To assess whether metabolic genes, although weakly expressed, could still localize to anatomical features, we expanded our HybISS approach to include highly variable metabolic genes (Methods). Except for a few cases, metabolic genes were typically noisier than marker genes and less capable of identifying lipid territories than MALDI-MSI data (Extended Data Fig. 10c–e). Only three of the ten most region-predicting genes were metabolic: apobb.1, apoeb and fabp1b.1 (Fig. 5g, Extended Data Fig. 10f and Methods).
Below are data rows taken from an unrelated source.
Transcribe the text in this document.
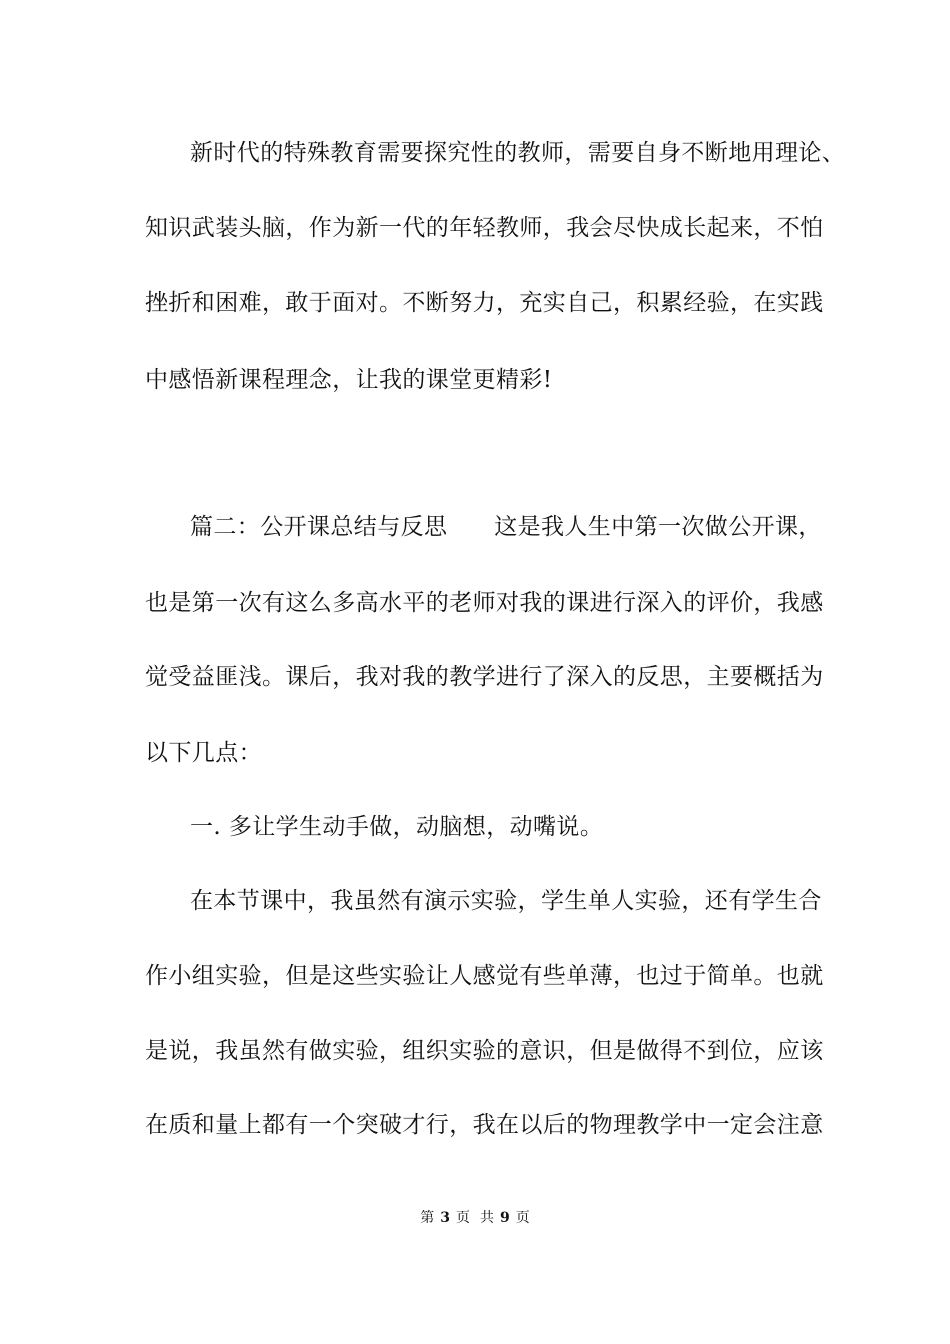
新时代的特殊教育需要探究性的教师，需要自身不断地用理论、
知识武装头脑，作为新一代的年轻教师，我会尽快成长起来，不怕
挫折和困难，敢于面对。不断努力，充实自己，积累经验，在实践
中感悟新课程理念，让我的课堂更精彩!
篇二：公开课总结与反思　　这是我人生中第一次做公开课，
也是第一次有这么多高水平的老师对我的课进行深入的评价，我感
觉受益匪浅。课后，我对我的教学进行了深入的反思，主要概括为
以下几点：
一. 多让学生动手做，动脑想，动嘴说。
在本节课中，我虽然有演示实验，学生单人实验，还有学生合
作小组实验，但是这些实验让人感觉有些单薄，也过于简单。也就
是说，我虽然有做实验，组织实验的意识，但是做得不到位，应该
在质和量上都有一个突破才行，我在以后的物理教学中一定会注意
第 3 页 共 9 页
Next, we biochemically characterized anatomical regions by performing an enrichment analysis of lipids across the delineated lipid territories and identified the one where each species was maximally abundant (Fig. 6a). Stratifying these assignments by tissue revealed that several regions, including the swim bladder, the digestive system and brain, were predominantly characterized by a few lipid classes. This indicates that lipid species from the same class tend to localize within identical anatomical structures (Extended Data Fig. 10g).

Fig. 6: Biochemical organization of metabolically defined tissues in the embryonic zebrafish at 72 hpf.
figure 6

a, Enrichment heatmap of lipids within clusters shown in Fig. 5d. b, Mol% composition of metabolite-defined clusters stratified by lipid class for 3D fish (n = 1). Pie plots from left to right show three lipids of increasing concentrations (lowest, median and maximum) and display localization according to mol%. c, Force-directed layout network representation of lipid colocalization. Lipid class is indicated with a color code. Images beside node clusters display representative lipid distribution of node clusters. d, Subset of TG species images (left) with FA compositions (right). Blue and red boxes indicate FAs with low and high carbon content and unsaturations, respectively. e, H&E (top left), brightfield (bottom left), genes from HybISS (top right) and lipids from MALDI-MSI images overlaid (bottom right) from a coronal section through the head of a zebrafish at 72 hpf (n = 1). Scale bars, 100 μm. f, H&E (left), brightfield (middle) and lipids from MALDI-MSI images overlaid (right) from a coronal section through the swim bladder of a zebrafish at 72 hpf (n = 1). Scale bars, 100 μm. g, Representative brightfield (BF) and Oil Red O (ORO) staining of control and sptlc1-mutant fish with a magnified view of the swim bladder in the right column. Scale bars, 1 mm. MO, morpholino.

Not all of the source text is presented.